Chinese nationals Quan Jiang and Yangyang Zhou were caught participating in a counterfeit iPhone scheme. The duo allegedly submitted claims to Apple saying that the iPhones were broken and would not power on.

Jiang and Zhou both lived in Corvallis, Oregon, and are in the United States with student visas.

Counterfeit iPhones

Court documents showed that the men were importing thousands of fake iPhones from China. Each unit costs about $30, which means that the duo profited almost $600 for every successful return.

Apple rejected 1,500 out of more than 3,069 warranty claims. However, the company sent 1,493 units as replacements. Juan and Zhou reportedly sent the working iPhones back to China, where they got a cut on the sales.

Authorities charged Jiang with wire fraud and trafficking counterfeit goods. He was put in federal custody but was later released on GPS monitoring.

Zhou is accused of submitting false or misleading information on export declaration. He attended his first hearing on March 29 at the U.S. District Court in Portland.

Zhou's lawyer, Jamie Kilberg, said his client was not aware of any counterfeit activity.

"We do believe that Mr.
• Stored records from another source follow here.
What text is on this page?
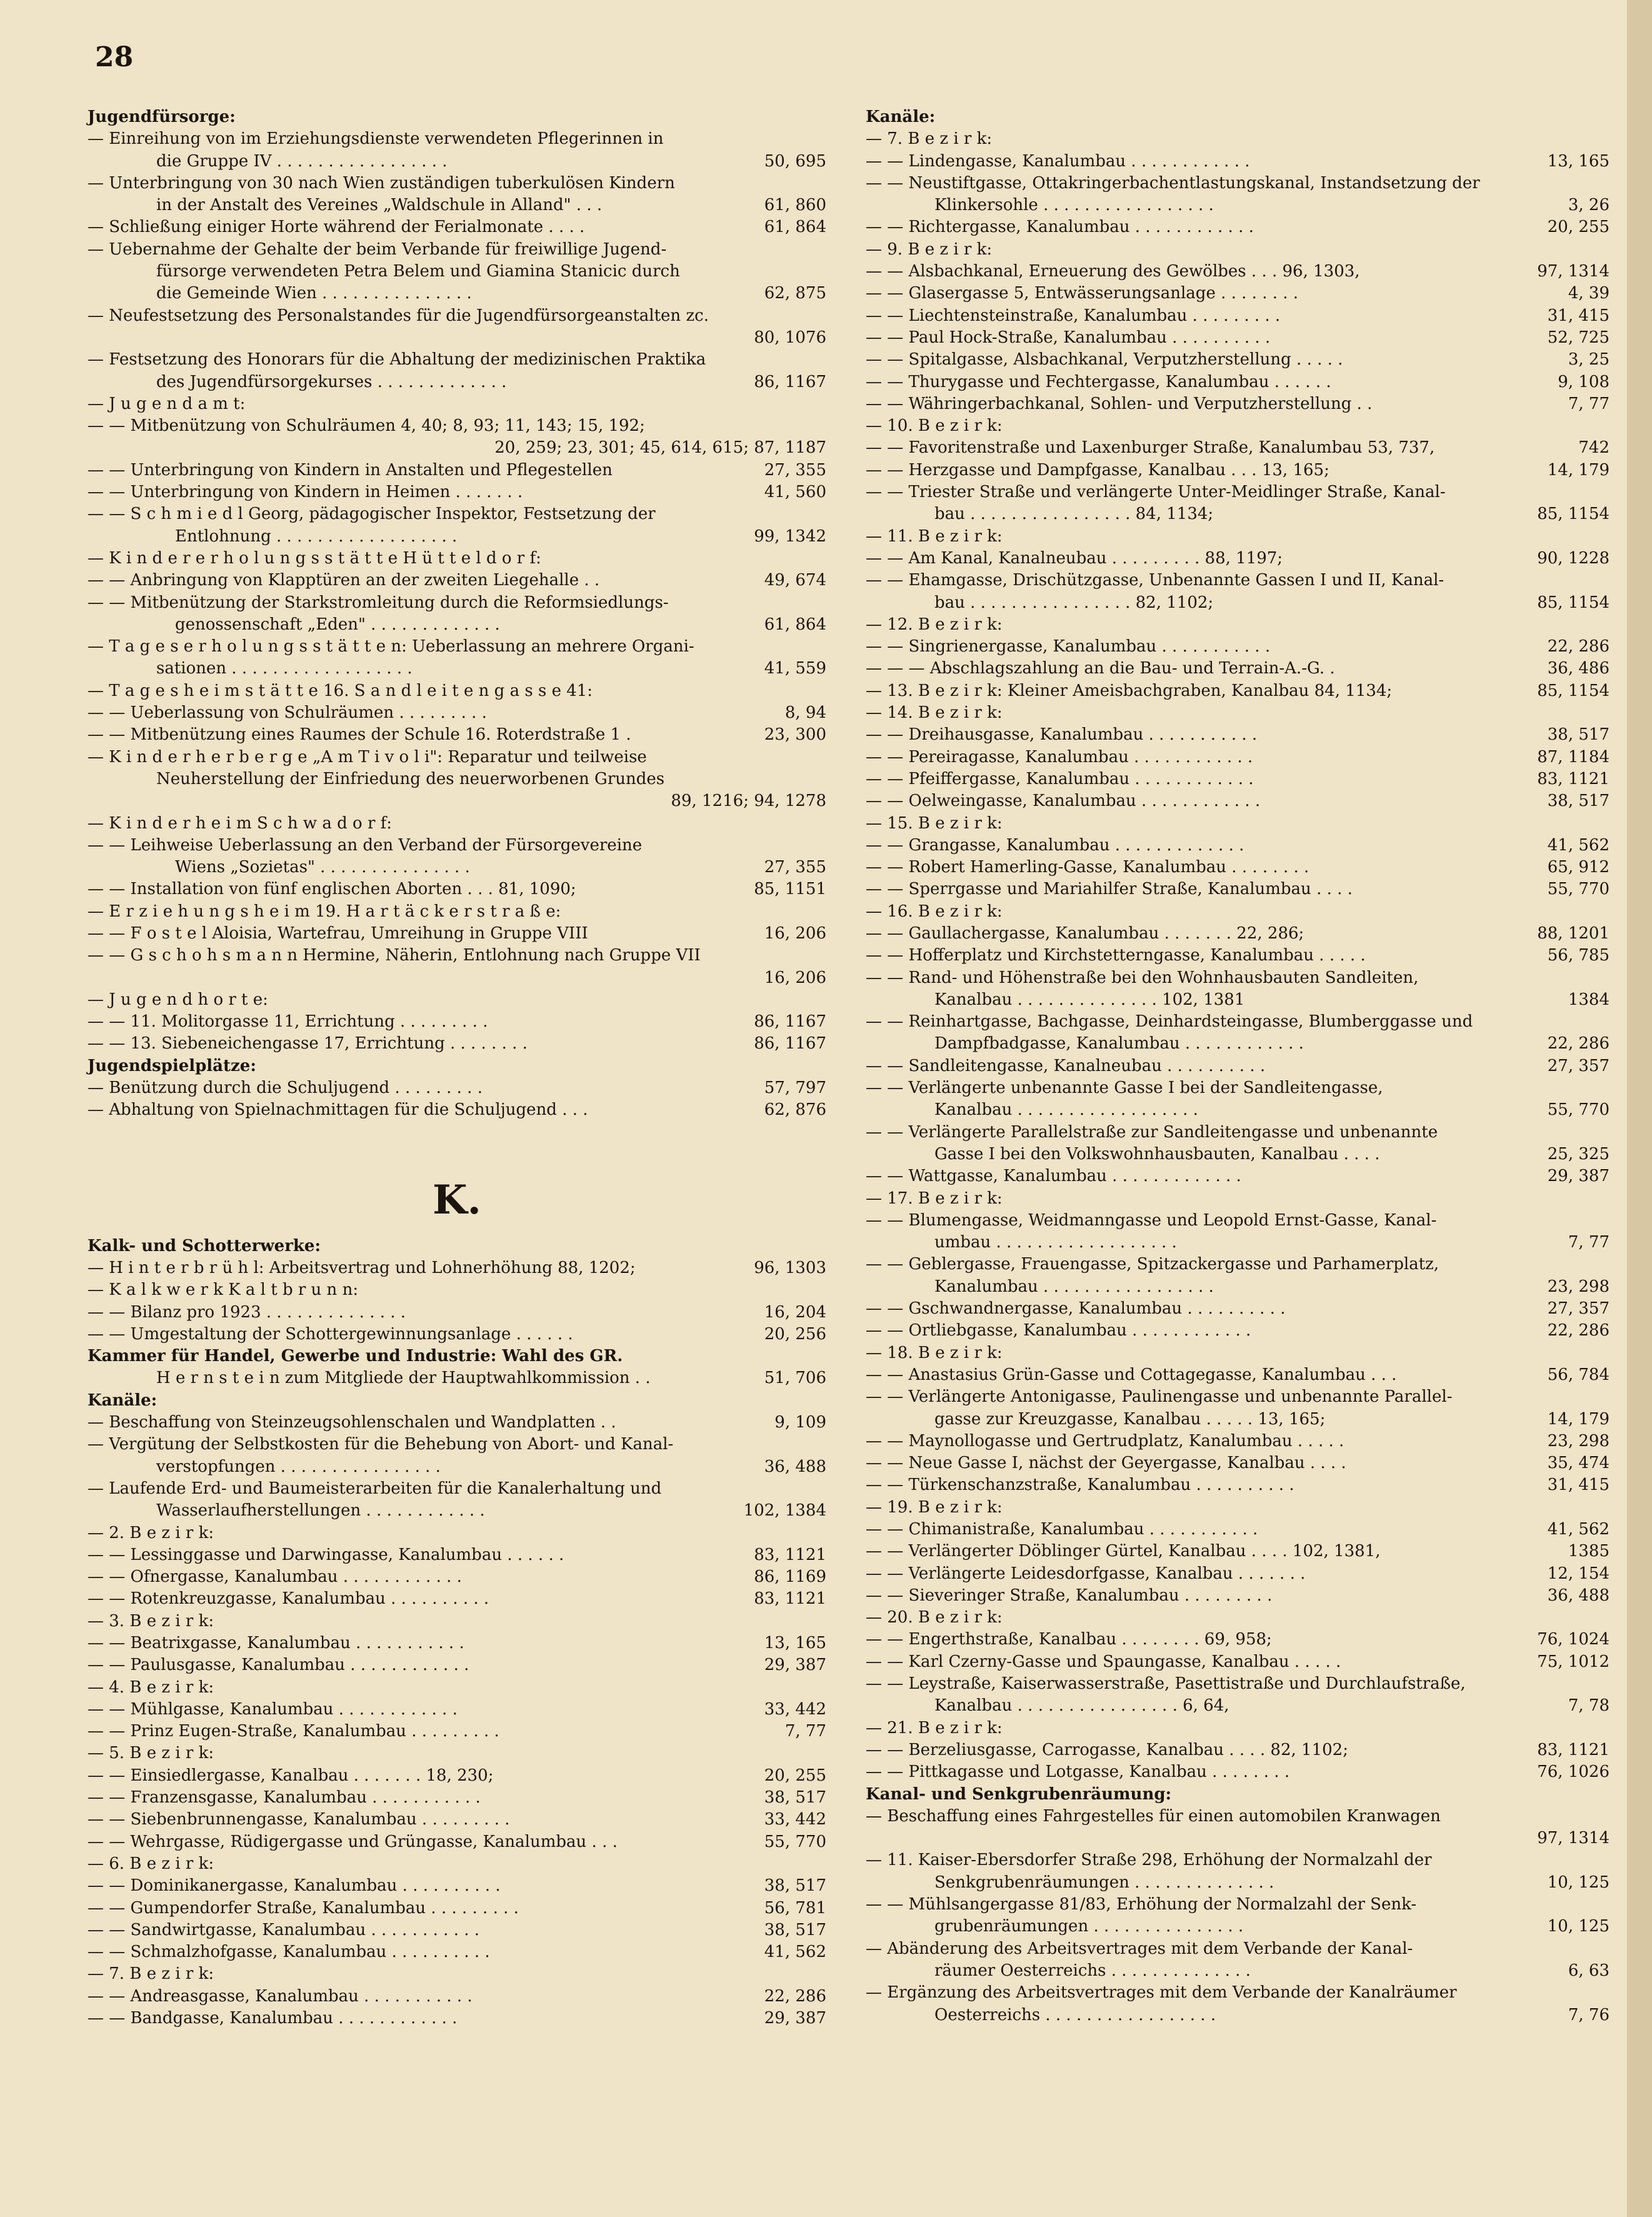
28
Jugendfürsorge:
— Einreihung von im Erziehungsdienste verwendeten Pflegerinnen in
die Gruppe IV . . . . . . . . . . . . . . . . .	50, 695
— Unterbringung von 30 nach Wien zuständigen tuberkulösen Kindern
in der Anstalt des Vereines „Waldschule in Alland" . . .	61, 860
— Schließung einiger Horte während der Ferialmonate . . . .	61, 864
— Uebernahme der Gehalte der beim Verbande für freiwillige Jugend-
fürsorge verwendeten Petra Belem und Giamina Stanicic durch
die Gemeinde Wien . . . . . . . . . . . . . . .	62, 875
— Neufestsetzung des Personalstandes für die Jugendfürsorgeanstalten zc.
80, 1076
— Festsetzung des Honorars für die Abhaltung der medizinischen Praktika
des Jugendfürsorgekurses . . . . . . . . . . . . .	86, 1167
— J u g e n d a m t:
— — Mitbenützung von Schulräumen 4, 40; 8, 93; 11, 143; 15, 192;
20, 259; 23, 301; 45, 614, 615; 87, 1187
— — Unterbringung von Kindern in Anstalten und Pflegestellen	27, 355
— — Unterbringung von Kindern in Heimen . . . . . . .	41, 560
— — S c h m i e d l Georg, pädagogischer Inspektor, Festsetzung der
Entlohnung . . . . . . . . . . . . . . . . . .	99, 1342
— K i n d e r e r h o l u n g s s t ä t t e H ü t t e l d o r f:
— — Anbringung von Klapptüren an der zweiten Liegehalle . .	49, 674
— — Mitbenützung der Starkstromleitung durch die Reformsiedlungs-
genossenschaft „Eden" . . . . . . . . . . . . .	61, 864
— T a g e s e r h o l u n g s s t ä t t e n: Ueberlassung an mehrere Organi-
sationen . . . . . . . . . . . . . . . . . .	41, 559
— T a g e s h e i m s t ä t t e 16. S a n d l e i t e n g a s s e 41:
— — Ueberlassung von Schulräumen . . . . . . . . .	8, 94
— — Mitbenützung eines Raumes der Schule 16. Roterdstraße 1 .	23, 300
— K i n d e r h e r b e r g e „A m T i v o l i": Reparatur und teilweise
Neuherstellung der Einfriedung des neuerworbenen Grundes
89, 1216; 94, 1278
— K i n d e r h e i m S c h w a d o r f:
— — Leihweise Ueberlassung an den Verband der Fürsorgevereine
Wiens „Sozietas" . . . . . . . . . . . . . . .	27, 355
— — Installation von fünf englischen Aborten . . . 81, 1090;	85, 1151
— E r z i e h u n g s h e i m 19. H a r t ä c k e r s t r a ß e:
— — F o s t e l Aloisia, Wartefrau, Umreihung in Gruppe VIII	16, 206
— — G s c h o h s m a n n Hermine, Näherin, Entlohnung nach Gruppe VII
16, 206
— J u g e n d h o r t e:
— — 11. Molitorgasse 11, Errichtung . . . . . . . . .	86, 1167
— — 13. Siebeneichengasse 17, Errichtung . . . . . . . .	86, 1167
Jugendspielplätze:
— Benützung durch die Schuljugend . . . . . . . . .	57, 797
— Abhaltung von Spielnachmittagen für die Schuljugend . . .	62, 876
K.
Kalk- und Schotterwerke:
— H i n t e r b r ü h l: Arbeitsvertrag und Lohnerhöhung 88, 1202;	96, 1303
— K a l k w e r k K a l t b r u n n:
— — Bilanz pro 1923 . . . . . . . . . . . . . .	16, 204
— — Umgestaltung der Schottergewinnungsanlage . . . . . .	20, 256
Kammer für Handel, Gewerbe und Industrie: Wahl des GR.
H e r n s t e i n zum Mitgliede der Hauptwahlkommission . .	51, 706
Kanäle:
— Beschaffung von Steinzeugsohlenschalen und Wandplatten . .	9, 109
— Vergütung der Selbstkosten für die Behebung von Abort- und Kanal-
verstopfungen . . . . . . . . . . . . . . . .	36, 488
— Laufende Erd- und Baumeisterarbeiten für die Kanalerhaltung und
Wasserlaufherstellungen . . . . . . . . . . . .	102, 1384
— 2. B e z i r k:
— — Lessinggasse und Darwingasse, Kanalumbau . . . . . .	83, 1121
— — Ofnergasse, Kanalumbau . . . . . . . . . . . .	86, 1169
— — Rotenkreuzgasse, Kanalumbau . . . . . . . . . .	83, 1121
— 3. B e z i r k:
— — Beatrixgasse, Kanalumbau . . . . . . . . . . .	13, 165
— — Paulusgasse, Kanalumbau . . . . . . . . . . . .	29, 387
— 4. B e z i r k:
— — Mühlgasse, Kanalumbau . . . . . . . . . . . .	33, 442
— — Prinz Eugen-Straße, Kanalumbau . . . . . . . . .	7, 77
— 5. B e z i r k:
— — Einsiedlergasse, Kanalbau . . . . . . . 18, 230;	20, 255
— — Franzensgasse, Kanalumbau . . . . . . . . . . .	38, 517
— — Siebenbrunnengasse, Kanalumbau . . . . . . . . .	33, 442
— — Wehrgasse, Rüdigergasse und Grüngasse, Kanalumbau . . .	55, 770
— 6. B e z i r k:
— — Dominikanergasse, Kanalumbau . . . . . . . . . .	38, 517
— — Gumpendorfer Straße, Kanalumbau . . . . . . . . .	56, 781
— — Sandwirtgasse, Kanalumbau . . . . . . . . . . .	38, 517
— — Schmalzhofgasse, Kanalumbau . . . . . . . . . .	41, 562
— 7. B e z i r k:
— — Andreasgasse, Kanalumbau . . . . . . . . . . .	22, 286
— — Bandgasse, Kanalumbau . . . . . . . . . . . .	29, 387
Kanäle:
— 7. B e z i r k:
— — Lindengasse, Kanalumbau . . . . . . . . . . . .	13, 165
— — Neustiftgasse, Ottakringerbachentlastungskanal, Instandsetzung der
Klinkersohle . . . . . . . . . . . . . . . . .	3, 26
— — Richtergasse, Kanalumbau . . . . . . . . . . . .	20, 255
— 9. B e z i r k:
— — Alsbachkanal, Erneuerung des Gewölbes . . . 96, 1303,	97, 1314
— — Glasergasse 5, Entwässerungsanlage . . . . . . . .	4, 39
— — Liechtensteinstraße, Kanalumbau . . . . . . . . .	31, 415
— — Paul Hock-Straße, Kanalumbau . . . . . . . . . .	52, 725
— — Spitalgasse, Alsbachkanal, Verputzherstellung . . . . .	3, 25
— — Thurygasse und Fechtergasse, Kanalumbau . . . . . .	9, 108
— — Währingerbachkanal, Sohlen- und Verputzherstellung . .	7, 77
— 10. B e z i r k:
— — Favoritenstraße und Laxenburger Straße, Kanalumbau 53, 737,	742
— — Herzgasse und Dampfgasse, Kanalbau . . . 13, 165;	14, 179
— — Triester Straße und verlängerte Unter-Meidlinger Straße, Kanal-
bau . . . . . . . . . . . . . . . . 84, 1134;	85, 1154
— 11. B e z i r k:
— — Am Kanal, Kanalneubau . . . . . . . . . 88, 1197;	90, 1228
— — Ehamgasse, Drischützgasse, Unbenannte Gassen I und II, Kanal-
bau . . . . . . . . . . . . . . . . 82, 1102;	85, 1154
— 12. B e z i r k:
— — Singrienergasse, Kanalumbau . . . . . . . . . . .	22, 286
— — — Abschlagszahlung an die Bau- und Terrain-A.-G. .	36, 486
— 13. B e z i r k: Kleiner Ameisbachgraben, Kanalbau 84, 1134;	85, 1154
— 14. B e z i r k:
— — Dreihausgasse, Kanalumbau . . . . . . . . . . .	38, 517
— — Pereiragasse, Kanalumbau . . . . . . . . . . . .	87, 1184
— — Pfeiffergasse, Kanalumbau . . . . . . . . . . . .	83, 1121
— — Oelweingasse, Kanalumbau . . . . . . . . . . . .	38, 517
— 15. B e z i r k:
— — Grangasse, Kanalumbau . . . . . . . . . . . . .	41, 562
— — Robert Hamerling-Gasse, Kanalumbau . . . . . . . .	65, 912
— — Sperrgasse und Mariahilfer Straße, Kanalumbau . . . .	55, 770
— 16. B e z i r k:
— — Gaullachergasse, Kanalumbau . . . . . . . 22, 286;	88, 1201
— — Hofferplatz und Kirchstetterngasse, Kanalumbau . . . . .	56, 785
— — Rand- und Höhenstraße bei den Wohnhausbauten Sandleiten,
Kanalbau . . . . . . . . . . . . . . 102, 1381	1384
— — Reinhartgasse, Bachgasse, Deinhardsteingasse, Blumberggasse und
Dampfbadgasse, Kanalumbau . . . . . . . . . . . .	22, 286
— — Sandleitengasse, Kanalneubau . . . . . . . . . .	27, 357
— — Verlängerte unbenannte Gasse I bei der Sandleitengasse,
Kanalbau . . . . . . . . . . . . . . . . . .	55, 770
— — Verlängerte Parallelstraße zur Sandleitengasse und unbenannte
Gasse I bei den Volkswohnhausbauten, Kanalbau . . . .	25, 325
— — Wattgasse, Kanalumbau . . . . . . . . . . . . .	29, 387
— 17. B e z i r k:
— — Blumengasse, Weidmanngasse und Leopold Ernst-Gasse, Kanal-
umbau . . . . . . . . . . . . . . . . . .	7, 77
— — Geblergasse, Frauengasse, Spitzackergasse und Parhamerplatz,
Kanalumbau . . . . . . . . . . . . . . . . .	23, 298
— — Gschwandnergasse, Kanalumbau . . . . . . . . . .	27, 357
— — Ortliebgasse, Kanalumbau . . . . . . . . . . . .	22, 286
— 18. B e z i r k:
— — Anastasius Grün-Gasse und Cottagegasse, Kanalumbau . . .	56, 784
— — Verlängerte Antonigasse, Paulinengasse und unbenannte Parallel-
gasse zur Kreuzgasse, Kanalbau . . . . . 13, 165;	14, 179
— — Maynollogasse und Gertrudplatz, Kanalumbau . . . . .	23, 298
— — Neue Gasse I, nächst der Geyergasse, Kanalbau . . . .	35, 474
— — Türkenschanzstraße, Kanalumbau . . . . . . . . . .	31, 415
— 19. B e z i r k:
— — Chimanistraße, Kanalumbau . . . . . . . . . . .	41, 562
— — Verlängerter Döblinger Gürtel, Kanalbau . . . . 102, 1381,	1385
— — Verlängerte Leidesdorfgasse, Kanalbau . . . . . . .	12, 154
— — Sieveringer Straße, Kanalumbau . . . . . . . . .	36, 488
— 20. B e z i r k:
— — Engerthstraße, Kanalbau . . . . . . . . 69, 958;	76, 1024
— — Karl Czerny-Gasse und Spaungasse, Kanalbau . . . . .	75, 1012
— — Leystraße, Kaiserwasserstraße, Pasettistraße und Durchlaufstraße,
Kanalbau . . . . . . . . . . . . . . . . 6, 64,	7, 78
— 21. B e z i r k:
— — Berzeliusgasse, Carrogasse, Kanalbau . . . . 82, 1102;	83, 1121
— — Pittkagasse und Lotgasse, Kanalbau . . . . . . . .	76, 1026
Kanal- und Senkgrubenräumung:
— Beschaffung eines Fahrgestelles für einen automobilen Kranwagen
97, 1314
— 11. Kaiser-Ebersdorfer Straße 298, Erhöhung der Normalzahl der
Senkgrubenräumungen . . . . . . . . . . . . . .	10, 125
— — Mühlsangergasse 81/83, Erhöhung der Normalzahl der Senk-
grubenräumungen . . . . . . . . . . . . . . .	10, 125
— Abänderung des Arbeitsvertrages mit dem Verbande der Kanal-
räumer Oesterreichs . . . . . . . . . . . . . .	6, 63
— Ergänzung des Arbeitsvertrages mit dem Verbande der Kanalräumer
Oesterreichs . . . . . . . . . . . . . . . . .	7, 76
Zhou will be vindicated," Kilberg said in an interview with The Oregonian.

Court Documents

Investigations on the counterfeit scheme began in April 2017 after the U.S. Customs and Border Protection apprehended five shipments containing fake iPhones with Apple, Inc. markings from Hong Kong.

Jiang told the authorities he received regular packages with 20 to 30 iPhones from a contact in China.

"Jiang explained that in exchange for his labor and efforts, his associate in China pays Jiang's mother, who also resides in China, who in turn deposits the proceeds into a bank account that Jiang is able to access here in the United States," read the court filing submitted by Special Agent Thomas A. Duffy of the Homeland Security Investigations.

Apple apparently did not require proof of purchase for a warranty claim.